Well you know, there are some questions that you asked that jogged my memory. As a transplant surgeon, I don’t know that I think much of my successes, but I remember a couple of my failures. I remember there was a patient I had, who I had a full antigen match. I did a transplant on that patient and I never ever understood why the kidney never worked. That’s something I remember all my life, that’s one patient I’ll never forget and I never understood why a full antigen-match kidney would not work, in spite of everything I did.
Dr. Peters: Those were the days when we only identified four antigens, it was a perfect match.
Dr. Callender: I’ll never forget that case, and you know as I think about the time I spent as a transplant surgeon, you know very well that we take care of our patients from the beginning to end and then again some with the families and everything else. And when I did my first transplants at Howard University the first six weeks--because I was the first transplant surgeon, didn’t really have anybody else who knew about transplant--I spent the first six weeks in the hospital.
I have a wife and three children and so when I was writing my autobiography, I asked my son to write a chapter about me. His chapter was entitled “Where’s Dad?” and so it was sobering to me, but it shows you that in my life my patients came first. If I had to do it over again, I would spend more time with my family. I think that’s the area I sacrificed most. My first thing was my God, my transplant patients, and then my family. One day I said to my wife, she asked me if I’d do anything differently and tragically I said no. I’ve paid for that for the last 10 years. And she reminded me what a lousy husband and dad I was.

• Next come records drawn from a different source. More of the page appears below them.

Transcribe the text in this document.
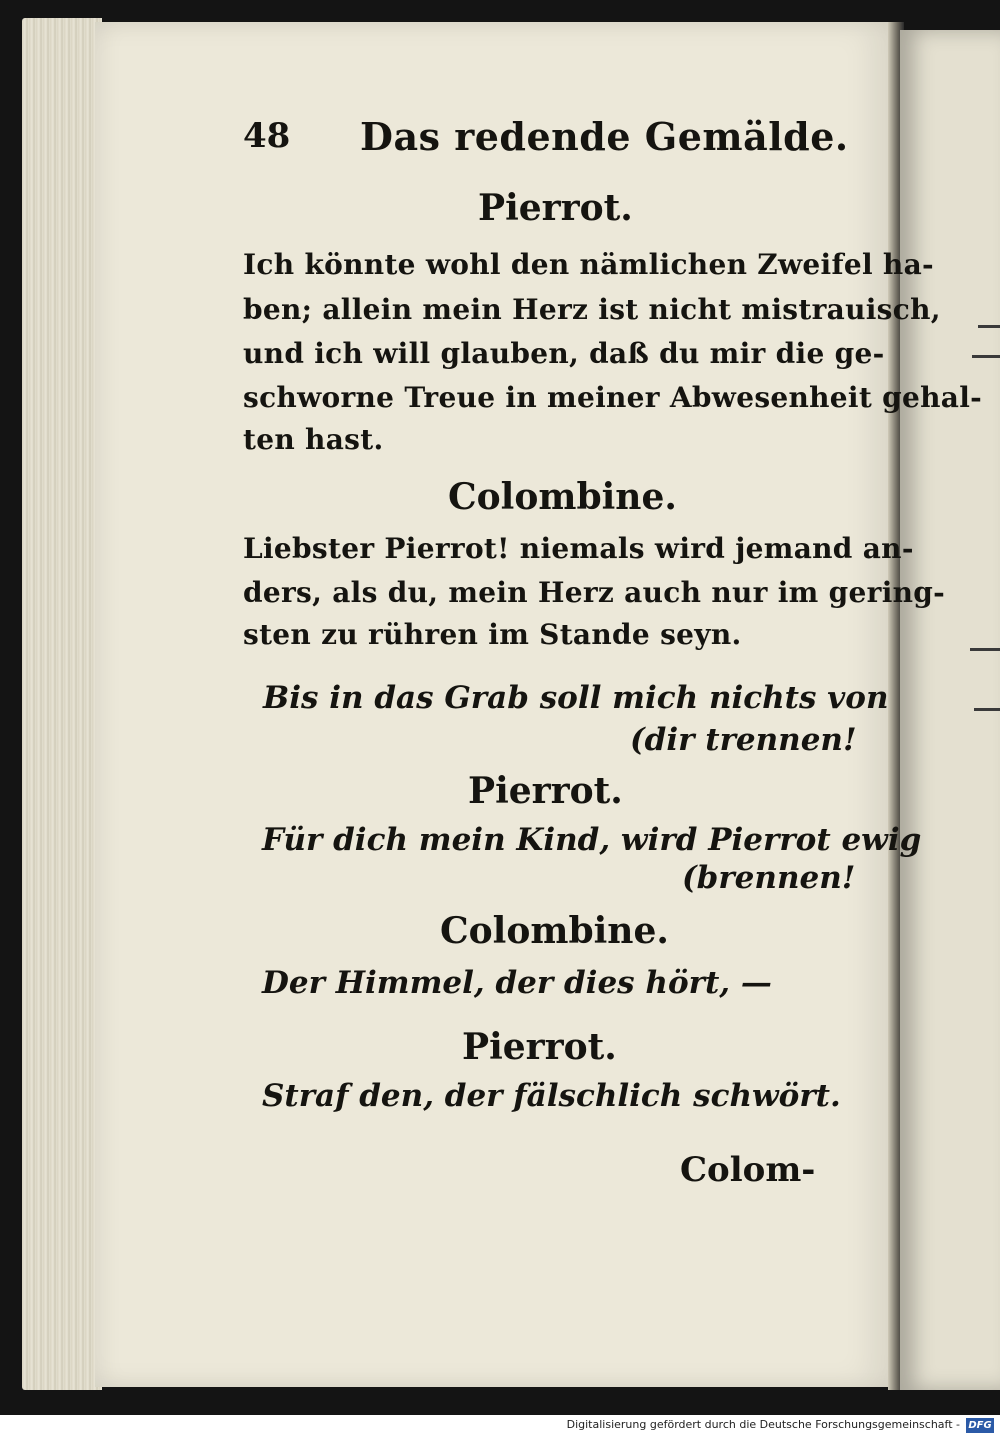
48 Das redende Gemälde.
Pierrot.
Ich könnte wohl den nämlichen Zweifel ha-
ben; allein mein Herz ist nicht mistrauisch,
und ich will glauben, daß du mir die ge-
schworne Treue in meiner Abwesenheit gehal-
ten hast.
Colombine.
Liebster Pierrot! niemals wird jemand an-
ders, als du, mein Herz auch nur im gering-
sten zu rühren im Stande seyn.
Bis in das Grab soll mich nichts von
(dir trennen!
Pierrot.
Für dich mein Kind, wird Pierrot ewig
(brennen!
Colombine.
Der Himmel, der dies hört, —
Pierrot.
Straf den, der fälschlich schwört.
Colom-
Digitalisierung gefördert durch die Deutsche Forschungsgemeinschaft - DFG
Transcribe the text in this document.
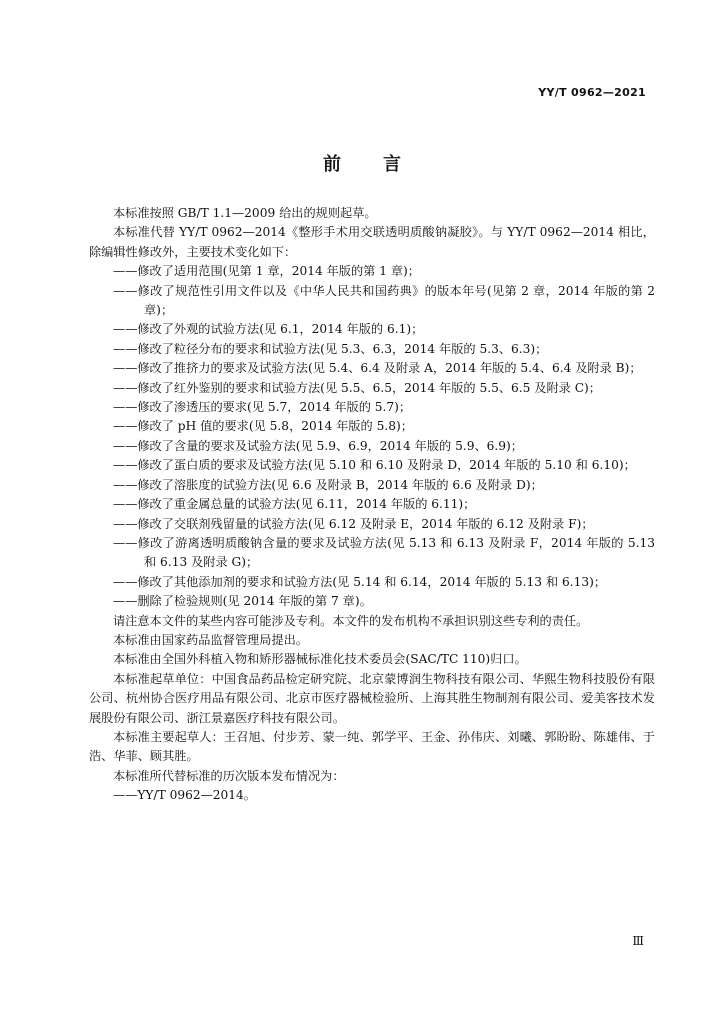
YY/T 0962—2021
前言

本标准按照 GB/T 1.1—2009 给出的规则起草。

本标准代替 YY/T 0962—2014《整形手术用交联透明质酸钠凝胶》。与 YY/T 0962—2014 相比，除编辑性修改外，主要技术变化如下：

——修改了适用范围(见第 1 章，2014 年版的第 1 章)；

——修改了规范性引用文件以及《中华人民共和国药典》的版本年号(见第 2 章，2014 年版的第 2 章)；

——修改了外观的试验方法(见 6.1，2014 年版的 6.1)；

——修改了粒径分布的要求和试验方法(见 5.3、6.3，2014 年版的 5.3、6.3)；

——修改了推挤力的要求及试验方法(见 5.4、6.4 及附录 A，2014 年版的 5.4、6.4 及附录 B)；

——修改了红外鉴别的要求和试验方法(见 5.5、6.5，2014 年版的 5.5、6.5 及附录 C)；

——修改了渗透压的要求(见 5.7，2014 年版的 5.7)；

——修改了 pH 值的要求(见 5.8，2014 年版的 5.8)；

——修改了含量的要求及试验方法(见 5.9、6.9，2014 年版的 5.9、6.9)；

——修改了蛋白质的要求及试验方法(见 5.10 和 6.10 及附录 D，2014 年版的 5.10 和 6.10)；

——修改了溶胀度的试验方法(见 6.6 及附录 B，2014 年版的 6.6 及附录 D)；

——修改了重金属总量的试验方法(见 6.11，2014 年版的 6.11)；

——修改了交联剂残留量的试验方法(见 6.12 及附录 E，2014 年版的 6.12 及附录 F)；

——修改了游离透明质酸钠含量的要求及试验方法(见 5.13 和 6.13 及附录 F，2014 年版的 5.13 和 6.13 及附录 G)；

——修改了其他添加剂的要求和试验方法(见 5.14 和 6.14，2014 年版的 5.13 和 6.13)；

——删除了检验规则(见 2014 年版的第 7 章)。

请注意本文件的某些内容可能涉及专利。本文件的发布机构不承担识别这些专利的责任。

本标准由国家药品监督管理局提出。

本标准由全国外科植入物和矫形器械标准化技术委员会(SAC/TC 110)归口。

本标准起草单位：中国食品药品检定研究院、北京蒙博润生物科技有限公司、华熙生物科技股份有限公司、杭州协合医疗用品有限公司、北京市医疗器械检验所、上海其胜生物制剂有限公司、爱美客技术发展股份有限公司、浙江景嘉医疗科技有限公司。

本标准主要起草人：王召旭、付步芳、蒙一纯、郭学平、王金、孙伟庆、刘曦、郭盼盼、陈雄伟、于浩、华菲、顾其胜。

本标准所代替标准的历次版本发布情况为：

——YY/T 0962—2014。

Ⅲ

And so I dedicated my life to transplantation and to my patients and to my God and so I think that, that’s the only thing I would change in my life. I’d spend much more time with my family than I did.

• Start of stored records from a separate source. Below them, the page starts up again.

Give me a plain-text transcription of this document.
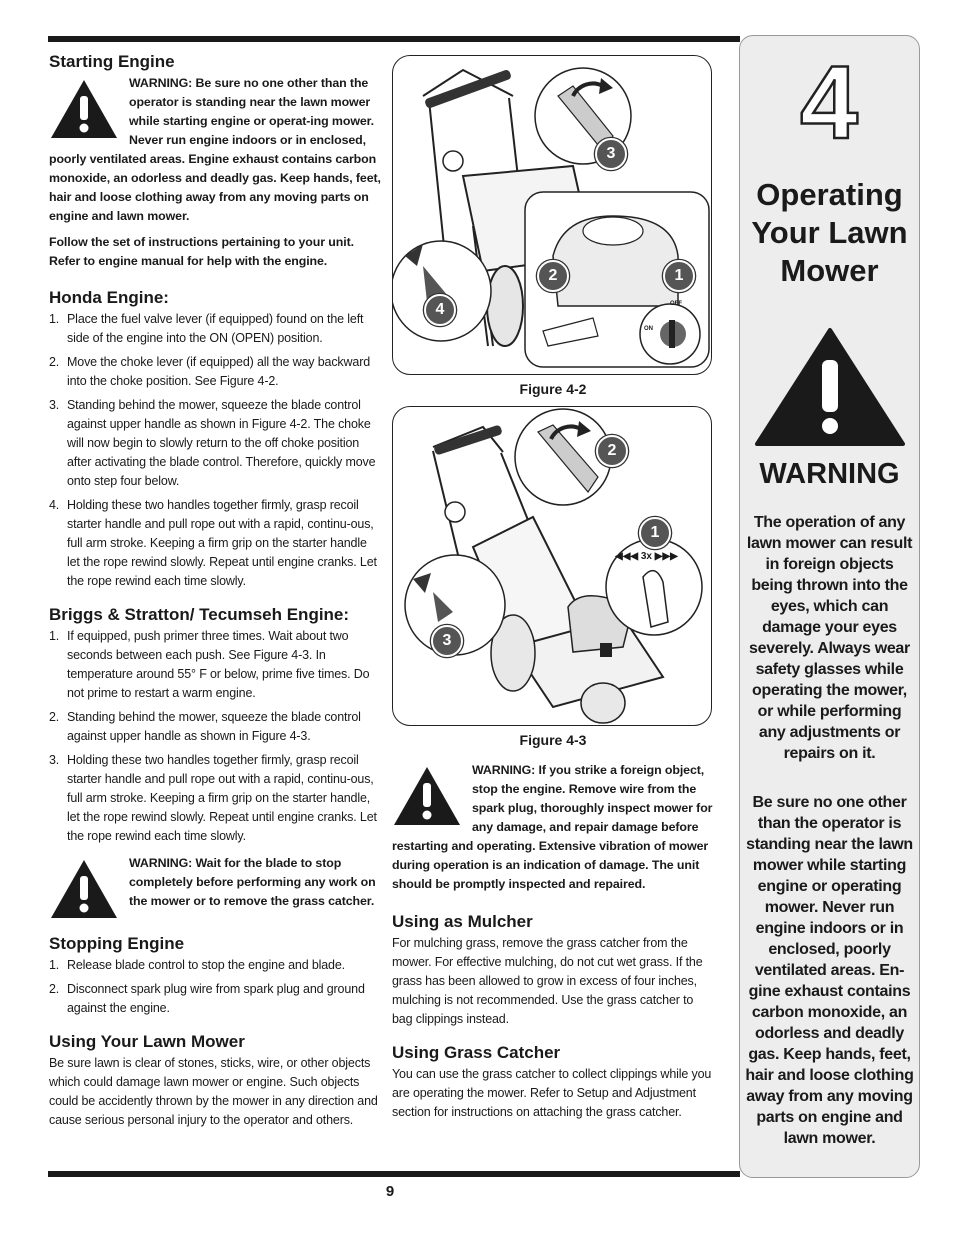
Starting Engine
WARNING: Be sure no one other than the operator is standing near the lawn mower while starting engine or operat-ing mower. Never run engine indoors or in enclosed, poorly ventilated areas. Engine exhaust contains carbon monoxide, an odorless and deadly gas. Keep hands, feet, hair and loose clothing away from any moving parts on engine and lawn mower.
Follow the set of instructions pertaining to your unit. Refer to engine manual for help with the engine.
Honda Engine:
1. Place the fuel valve lever (if equipped) found on the left side of the engine into the ON (OPEN) position.
2. Move the choke lever (if equipped) all the way backward into the choke position. See Figure 4-2.
3. Standing behind the mower, squeeze the blade control against upper handle as shown in Figure 4-2. The choke will now begin to slowly return to the off choke position after activating the blade control. Therefore, quickly move onto step four below.
4. Holding these two handles together firmly, grasp recoil starter handle and pull rope out with a rapid, continu-ous, full arm stroke. Keeping a firm grip on the starter handle let the rope rewind slowly. Repeat until engine cranks. Let the rope rewind each time slowly.
Briggs & Stratton/ Tecumseh Engine:
1. If equipped, push primer three times. Wait about two seconds between each push. See Figure 4-3. In temperature around 55° F or below, prime five times. Do not prime to restart a warm engine.
2. Standing behind the mower, squeeze the blade control against upper handle as shown in Figure 4-3.
3. Holding these two handles together firmly, grasp recoil starter handle and pull rope out with a rapid, continu-ous, full arm stroke. Keeping a firm grip on the starter handle, let the rope rewind slowly. Repeat until engine cranks. Let the rope rewind each time slowly.
WARNING: Wait for the blade to stop completely before performing any work on the mower or to remove the grass catcher.
Stopping Engine
1. Release blade control to stop the engine and blade.
2. Disconnect spark plug wire from spark plug and ground against the engine.
Using Your Lawn Mower
Be sure lawn is clear of stones, sticks, wire, or other objects which could damage lawn mower or engine. Such objects could be accidently thrown by the mower in any direction and cause serious personal injury to the operator and others.
3
2	1
4	OFF
ON
Figure 4-2
2
1
3
◀◀◀ 3x ▶▶▶
Figure 4-3
WARNING: If you strike a foreign object, stop the engine. Remove wire from the spark plug, thoroughly inspect mower for any damage, and repair damage before restarting and operating. Extensive vibration of mower during operation is an indication of damage. The unit should be promptly inspected and repaired.
Using as Mulcher
For mulching grass, remove the grass catcher from the mower. For effective mulching, do not cut wet grass. If the grass has been allowed to grow in excess of four inches, mulching is not recommended. Use the grass catcher to bag clippings instead.
Using Grass Catcher
You can use the grass catcher to collect clippings while you are operating the mower. Refer to Setup and Adjustment section for instructions on attaching the grass catcher.
4
Operating
Your Lawn
Mower
WARNING
The operation of any lawn mower can result in foreign objects being thrown into the eyes, which can damage your eyes severely. Always wear safety glasses while operating the mower, or while performing any adjustments or repairs on it.
Be sure no one other than the operator is standing near the lawn mower while starting engine or operating mower. Never run engine indoors or in enclosed, poorly ventilated areas. En-gine exhaust contains carbon monoxide, an odorless and deadly gas. Keep hands, feet, hair and loose clothing away from any moving parts on engine and lawn mower.
9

Dr. Peters: Do you have grandchildren?
Dr. Callender: Two sons, two grandsons who are now teenagers.
Dr. Peters: Are they in DC?
Dr. Callender: They live in Maryland outside of DC, so I see them often. And my twin brother who is a judge and a minister has been kind of my right hand all along and has helped me along the way. In the beginning nobody believed I would ever be a doctor, my family included, because I wasn’t a good student. I had my faith in God and actually I got into medical school because my church sponsored me, so that in those days my twin brother, my sisters, my dad, all felt that I was dreaming, but lo and behold my impossible dream came true.
And I guess we loved what we did, and it was a joy to work. And in many ways I’ve never worked a day in my life because it’s been fun, and I don’t mean that sacrilegiously. I mean I enjoyed operating; I enjoyed everything that I do.
Dr. Peters: Oh, the best two hours in the world is putting a kidney in.
Dr. Callender: Right, and seeing urine produced.
Dr. Peters: Yeah.
Dr. Callender: And we’d see the family the next day, and the weeks thereafter. It was really thrilling and exciting and rewarding.